20 April 2016, New York – Intervention on behalf of the European Union at the United Nations General Assembly Special Session on the World Drug Problem (UNGASS) Roundtable 2: Supply reduction and related measures; responses to drug-related crime; and countering money-laundering and promoting judicial cooperation (“drugs and crime), delivered by H.E. Ambassador Mr. Didier Lenoir, Ambassador, Head of the Delegation of the European Union to the International Organisations in Vienna
Thank you, Mr. President, Executive Director, Excellencies, Ladies and Gentlemen,
The EU Drugs Market Report released a few weeks ago indicates that the drug market remains one of the biggest criminal markets. This is a highly dynamic market, where multidrug trafficking takes place and new technologies play an important role. The European Union is a market of destination as well as an area for illicit production and transit of drugs to other destinations.

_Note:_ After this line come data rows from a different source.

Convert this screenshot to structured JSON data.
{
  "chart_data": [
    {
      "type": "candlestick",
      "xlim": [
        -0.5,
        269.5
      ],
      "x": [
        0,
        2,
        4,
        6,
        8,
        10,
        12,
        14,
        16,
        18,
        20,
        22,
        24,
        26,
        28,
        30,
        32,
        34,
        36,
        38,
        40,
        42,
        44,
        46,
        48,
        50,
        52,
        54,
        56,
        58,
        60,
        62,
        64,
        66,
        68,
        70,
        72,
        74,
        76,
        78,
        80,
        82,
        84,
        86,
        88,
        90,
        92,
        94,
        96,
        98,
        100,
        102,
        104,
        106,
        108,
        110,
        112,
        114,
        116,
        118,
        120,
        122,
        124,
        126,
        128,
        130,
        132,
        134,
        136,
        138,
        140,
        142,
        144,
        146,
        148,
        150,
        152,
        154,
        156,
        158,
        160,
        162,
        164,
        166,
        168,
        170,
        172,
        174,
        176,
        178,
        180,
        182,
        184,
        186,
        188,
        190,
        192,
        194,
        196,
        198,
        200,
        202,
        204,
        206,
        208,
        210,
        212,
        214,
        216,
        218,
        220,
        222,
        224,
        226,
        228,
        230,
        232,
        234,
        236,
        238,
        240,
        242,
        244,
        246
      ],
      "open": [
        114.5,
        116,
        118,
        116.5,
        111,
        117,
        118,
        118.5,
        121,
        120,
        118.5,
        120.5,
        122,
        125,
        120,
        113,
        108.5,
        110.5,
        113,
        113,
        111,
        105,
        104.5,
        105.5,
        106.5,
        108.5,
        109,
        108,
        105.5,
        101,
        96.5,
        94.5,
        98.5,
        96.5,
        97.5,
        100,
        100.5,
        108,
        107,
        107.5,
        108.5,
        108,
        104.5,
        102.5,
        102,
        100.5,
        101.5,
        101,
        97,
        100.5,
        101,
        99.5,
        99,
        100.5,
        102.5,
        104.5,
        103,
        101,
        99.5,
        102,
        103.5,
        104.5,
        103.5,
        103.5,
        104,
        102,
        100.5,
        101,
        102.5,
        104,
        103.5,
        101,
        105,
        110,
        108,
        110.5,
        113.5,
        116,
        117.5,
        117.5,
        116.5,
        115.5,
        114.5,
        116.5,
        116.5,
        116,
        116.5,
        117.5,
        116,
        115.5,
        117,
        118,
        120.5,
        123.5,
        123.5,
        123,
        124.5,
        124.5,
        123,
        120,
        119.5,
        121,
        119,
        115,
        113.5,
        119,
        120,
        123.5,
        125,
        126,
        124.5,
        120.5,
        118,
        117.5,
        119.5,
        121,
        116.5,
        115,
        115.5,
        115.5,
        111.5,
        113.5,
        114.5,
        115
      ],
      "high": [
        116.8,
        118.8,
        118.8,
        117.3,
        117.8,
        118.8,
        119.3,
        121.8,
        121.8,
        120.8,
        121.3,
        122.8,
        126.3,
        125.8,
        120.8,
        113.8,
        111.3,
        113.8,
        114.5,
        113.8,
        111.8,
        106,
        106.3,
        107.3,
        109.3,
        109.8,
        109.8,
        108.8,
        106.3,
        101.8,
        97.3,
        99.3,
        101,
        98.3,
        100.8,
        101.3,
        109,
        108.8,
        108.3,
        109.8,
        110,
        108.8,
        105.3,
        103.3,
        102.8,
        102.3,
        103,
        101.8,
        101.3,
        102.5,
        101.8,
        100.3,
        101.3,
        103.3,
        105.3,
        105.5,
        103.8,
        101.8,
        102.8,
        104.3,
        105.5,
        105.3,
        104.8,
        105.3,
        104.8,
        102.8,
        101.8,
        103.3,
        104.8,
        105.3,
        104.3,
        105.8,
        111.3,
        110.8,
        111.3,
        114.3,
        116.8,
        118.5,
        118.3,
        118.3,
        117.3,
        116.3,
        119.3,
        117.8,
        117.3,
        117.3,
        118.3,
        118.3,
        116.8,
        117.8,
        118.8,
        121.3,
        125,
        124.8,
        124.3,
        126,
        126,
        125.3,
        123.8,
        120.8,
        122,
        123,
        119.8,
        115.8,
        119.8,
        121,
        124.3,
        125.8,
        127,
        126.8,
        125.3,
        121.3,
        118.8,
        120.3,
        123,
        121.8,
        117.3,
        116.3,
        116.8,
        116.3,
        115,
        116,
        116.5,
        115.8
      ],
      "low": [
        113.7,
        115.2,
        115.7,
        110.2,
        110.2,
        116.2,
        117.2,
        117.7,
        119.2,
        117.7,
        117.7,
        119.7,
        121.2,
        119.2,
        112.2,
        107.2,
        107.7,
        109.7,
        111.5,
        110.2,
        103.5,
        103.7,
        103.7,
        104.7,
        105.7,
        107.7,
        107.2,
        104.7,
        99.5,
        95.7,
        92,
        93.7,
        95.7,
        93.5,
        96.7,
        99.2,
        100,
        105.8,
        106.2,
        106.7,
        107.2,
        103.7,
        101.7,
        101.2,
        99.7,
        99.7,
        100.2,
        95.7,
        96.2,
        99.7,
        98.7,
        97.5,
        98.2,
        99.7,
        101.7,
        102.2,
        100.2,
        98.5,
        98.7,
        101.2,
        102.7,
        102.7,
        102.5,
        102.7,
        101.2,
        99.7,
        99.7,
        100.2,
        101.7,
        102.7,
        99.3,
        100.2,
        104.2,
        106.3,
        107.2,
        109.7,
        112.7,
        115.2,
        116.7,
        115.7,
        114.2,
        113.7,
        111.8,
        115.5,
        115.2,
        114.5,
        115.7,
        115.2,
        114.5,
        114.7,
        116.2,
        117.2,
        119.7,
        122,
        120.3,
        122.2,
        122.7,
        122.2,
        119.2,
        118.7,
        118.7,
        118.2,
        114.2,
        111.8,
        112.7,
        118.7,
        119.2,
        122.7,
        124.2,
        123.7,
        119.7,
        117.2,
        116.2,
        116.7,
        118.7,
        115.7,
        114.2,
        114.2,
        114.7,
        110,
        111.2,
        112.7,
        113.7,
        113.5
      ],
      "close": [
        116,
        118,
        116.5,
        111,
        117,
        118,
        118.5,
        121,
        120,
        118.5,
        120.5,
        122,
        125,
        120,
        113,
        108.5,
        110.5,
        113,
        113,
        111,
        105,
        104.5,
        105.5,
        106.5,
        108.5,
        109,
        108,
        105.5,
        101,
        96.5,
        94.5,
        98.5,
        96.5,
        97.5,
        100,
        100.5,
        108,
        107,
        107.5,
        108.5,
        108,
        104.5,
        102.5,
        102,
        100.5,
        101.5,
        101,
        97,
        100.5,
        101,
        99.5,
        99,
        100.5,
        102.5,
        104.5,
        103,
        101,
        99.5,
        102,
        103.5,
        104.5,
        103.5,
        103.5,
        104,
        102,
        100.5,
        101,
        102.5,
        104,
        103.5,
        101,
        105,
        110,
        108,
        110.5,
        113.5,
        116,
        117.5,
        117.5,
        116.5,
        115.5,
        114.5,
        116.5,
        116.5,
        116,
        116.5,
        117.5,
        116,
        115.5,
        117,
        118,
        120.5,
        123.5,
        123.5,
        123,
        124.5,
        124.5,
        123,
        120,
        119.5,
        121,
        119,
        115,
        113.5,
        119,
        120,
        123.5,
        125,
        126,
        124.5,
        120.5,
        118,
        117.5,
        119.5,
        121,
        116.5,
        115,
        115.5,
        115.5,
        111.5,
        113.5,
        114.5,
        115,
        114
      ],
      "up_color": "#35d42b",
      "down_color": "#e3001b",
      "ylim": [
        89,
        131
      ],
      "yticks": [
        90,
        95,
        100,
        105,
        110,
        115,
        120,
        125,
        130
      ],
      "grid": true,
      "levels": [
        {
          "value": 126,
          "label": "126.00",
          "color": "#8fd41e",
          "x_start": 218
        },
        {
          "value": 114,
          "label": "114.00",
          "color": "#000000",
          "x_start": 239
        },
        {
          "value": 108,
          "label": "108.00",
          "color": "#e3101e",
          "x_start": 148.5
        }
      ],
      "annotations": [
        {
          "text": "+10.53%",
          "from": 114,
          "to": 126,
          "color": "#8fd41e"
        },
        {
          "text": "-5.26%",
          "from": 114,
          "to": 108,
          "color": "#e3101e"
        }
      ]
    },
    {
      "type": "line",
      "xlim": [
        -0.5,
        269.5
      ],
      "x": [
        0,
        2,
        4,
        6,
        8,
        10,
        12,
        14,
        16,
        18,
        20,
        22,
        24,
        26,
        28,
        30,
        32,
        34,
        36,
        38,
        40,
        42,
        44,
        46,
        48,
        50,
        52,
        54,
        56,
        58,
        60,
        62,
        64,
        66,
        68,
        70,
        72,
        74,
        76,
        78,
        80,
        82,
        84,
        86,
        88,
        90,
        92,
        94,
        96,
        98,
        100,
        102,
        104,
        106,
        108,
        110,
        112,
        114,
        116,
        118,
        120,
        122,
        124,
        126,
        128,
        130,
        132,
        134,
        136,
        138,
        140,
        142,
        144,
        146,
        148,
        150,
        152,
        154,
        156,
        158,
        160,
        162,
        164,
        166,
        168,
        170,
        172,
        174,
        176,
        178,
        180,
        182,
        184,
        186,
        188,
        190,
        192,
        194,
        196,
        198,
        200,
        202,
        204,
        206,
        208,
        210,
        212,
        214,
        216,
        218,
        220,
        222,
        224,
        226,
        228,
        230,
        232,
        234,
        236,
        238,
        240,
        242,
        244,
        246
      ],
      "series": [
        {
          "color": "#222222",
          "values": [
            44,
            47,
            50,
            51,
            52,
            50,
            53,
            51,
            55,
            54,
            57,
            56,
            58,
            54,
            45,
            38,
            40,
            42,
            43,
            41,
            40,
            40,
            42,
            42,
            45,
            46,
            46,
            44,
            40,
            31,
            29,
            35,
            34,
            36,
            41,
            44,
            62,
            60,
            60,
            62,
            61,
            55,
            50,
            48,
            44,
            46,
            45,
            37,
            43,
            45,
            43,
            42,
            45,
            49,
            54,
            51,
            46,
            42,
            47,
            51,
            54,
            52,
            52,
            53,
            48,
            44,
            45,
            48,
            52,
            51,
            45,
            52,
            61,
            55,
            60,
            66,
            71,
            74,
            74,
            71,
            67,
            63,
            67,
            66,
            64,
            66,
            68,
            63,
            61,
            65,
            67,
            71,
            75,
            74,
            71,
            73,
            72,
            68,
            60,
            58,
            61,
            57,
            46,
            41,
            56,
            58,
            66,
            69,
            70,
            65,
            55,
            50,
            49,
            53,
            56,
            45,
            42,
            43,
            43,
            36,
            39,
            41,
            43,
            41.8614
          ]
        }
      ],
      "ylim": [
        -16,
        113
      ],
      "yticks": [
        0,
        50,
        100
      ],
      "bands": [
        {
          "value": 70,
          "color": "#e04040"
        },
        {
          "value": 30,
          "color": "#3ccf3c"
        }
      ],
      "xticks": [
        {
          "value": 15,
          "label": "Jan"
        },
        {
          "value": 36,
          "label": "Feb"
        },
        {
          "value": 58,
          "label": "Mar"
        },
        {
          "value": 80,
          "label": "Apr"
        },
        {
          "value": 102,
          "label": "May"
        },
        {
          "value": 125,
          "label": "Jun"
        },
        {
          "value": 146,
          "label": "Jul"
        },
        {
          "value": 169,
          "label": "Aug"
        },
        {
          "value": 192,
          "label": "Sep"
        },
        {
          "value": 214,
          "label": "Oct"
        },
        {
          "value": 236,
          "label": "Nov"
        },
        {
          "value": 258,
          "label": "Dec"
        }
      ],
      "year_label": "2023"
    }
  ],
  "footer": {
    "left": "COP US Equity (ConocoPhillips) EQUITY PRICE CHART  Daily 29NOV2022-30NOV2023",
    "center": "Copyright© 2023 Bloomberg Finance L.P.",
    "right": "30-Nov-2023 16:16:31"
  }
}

To have a more systematic response to countering serious and organised crime, including drug trafficking, European Union leaders established six years ago a new methodological instrument, the EU policy cycle for the fight against serious and organised crime. This instrument allows us to base cooperation on this cross-border crime phenomenon at EU level on the concept of intelligence-led policing and brings all the existing initiatives and all the EU Member States and bodies together. A strong emphasis is made on evaluation of the results achieved. The current policy cycle for the period 2014-2017 concentrates on cocaine, heroin and synthetic drug trafficking.
This instrument would not be possible without Europol – the European Union’s agency for law enforcement cooperation which supports its Member States in preventing and combating all forms of serious international and organised crime and terrorism. Europol’s analytical findings are translated into political priorities, strategic goals and operational action plans.
We are happy to see that the UNGASS outcome document outlines an extensive list of operational recommendations to tackle supply reduction.
We welcome that these recommendations include promoting preventive measures to address the vulnerabilities that drive, enable and perpetuate organised crime, and strengthening cooperation in criminal matters, including judicial cooperation in the areas of extradition, mutual legal assistance and transfer of proceedings as well as enhancing capacity to prevent and counter money-laundering. We also welcome the recommendation to focus on individuals and organisations responsible for illicit activities of a larger scale or more serious nature.
Also, we note with appreciation that extensive recommendations are listed for addressing drug trafficking links with organised crime, especially as concerns the financing of terrorism with drug money.
We sincerely hope that the implementation of these recommendations will prove to be an efficient measure in responding to this large-scale challenge and will make us less exposed to drugs.